Alison Hardy with the Prison Law Office said that mass releases may be the only way to keep inmates and correctional staff members safe.
“Everyone knows the governor and the president have urged everyone to social distance,” Hardy said. “The problem is that the state is running facilities where there are 47,000 people living in very close congregate situations where social distancing is simply impossible.”
Hardy participated in a press conference on Tuesday morning, March 31, with several other inmate rights activists. She showed photographs of the current living quarters in Chino State Prison.
“We were recently at this facility,” she said. “We measured the beds. They are 38 to 46 inches apart. They can reach out and touch the person in the next bed.”
Hardy said it would be completely impossible for inmates to follow the state and federal social distancing guidelines and current conditions are unhealthy and unsafe.
She is currently working with a law office in Sacramento to file an emergency order that calls for the immediate reduction of the state prison populations.
“We are lead counsel in two statewide class actions, Plata vs.
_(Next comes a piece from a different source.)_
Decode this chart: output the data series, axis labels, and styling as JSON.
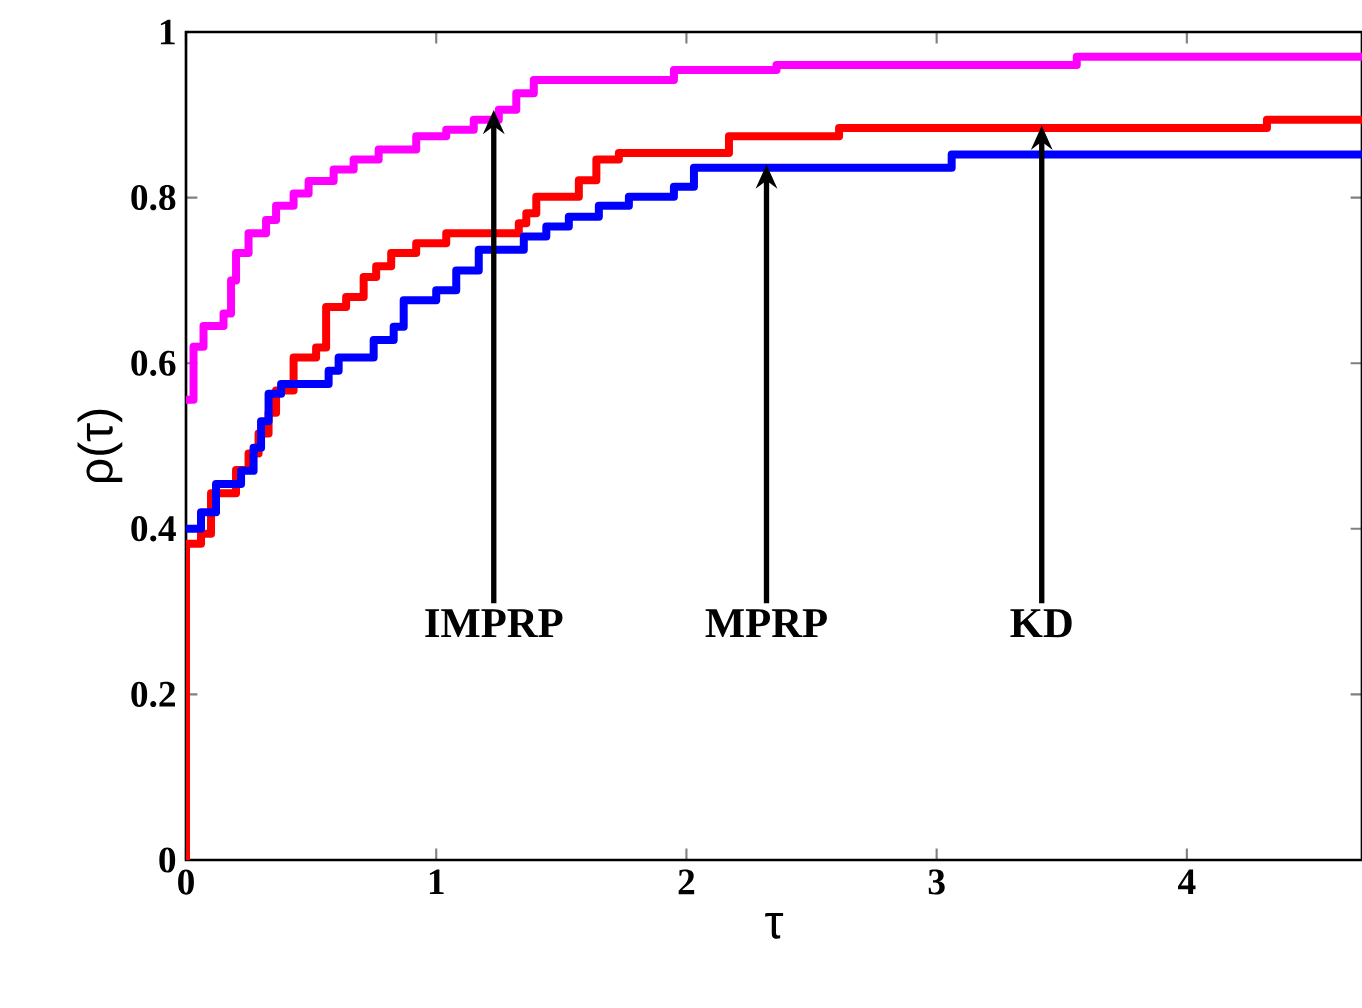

Newsom and Coleman vs. Newsom, to seek a reduction in the population of the California prisons in response to the COVID-19 pandemic,” attorney Michael Bien said.
“Evidence from doctors and correctional experts showing how dangerous the current conditions are and how impossible it is for the men and women working in California prisons to stay safe during COVID-19.”
Bien said the class-action lawsuits request the release of prisoners to reduce prison populations and the release of medically vulnerable prisoners.
His office filled emergency motions on both of these cases, which will be heard by a judge on Thursday, April 2.
“We have many people who are aged, in cancer treatment, have diabetes, have a heart condition,” Bein said. “We have people who are in hospice care. These particular people will likely require hospitalization if they contract COVID-19.”
Despite these concerns Newsom said in a press conference last week that he will not be releasing violent criminals.
“I have no interest, and I want to make this crystal clear, in releasing violent criminals from our system, and I won’t use a crisis as an excuse to create another crisis,” Newsom said in a press conference. “That’s not the way we will go about this. We will do it in a very deliberative way.”
Piper Kerman, author of “Orange is the New Black: My Year in A Women’s Prison,” and an activist for inmate rights, said in a press release that the nature of an offense should not be a factor when discussing the release of elderly or ill inmates.
“I think that that is a dangerous way of looking at what is already a dangerous situation,” she said. “I’ve served time with people who have had more serious convictions than my own. Those folks are not more dangerous when they fall into that category of elderly or ill.”
Kerman said elderly prisoners are in the most danger and their presence in California prisons makes those prisons more likely to be petri dishes for the spread of the virus.
“The release of some of the elderly prisoners is something we must do to save lives,” she said. “This is when we can see the difference between politicians and leaders. I urge leaders to do what they must to save lives.”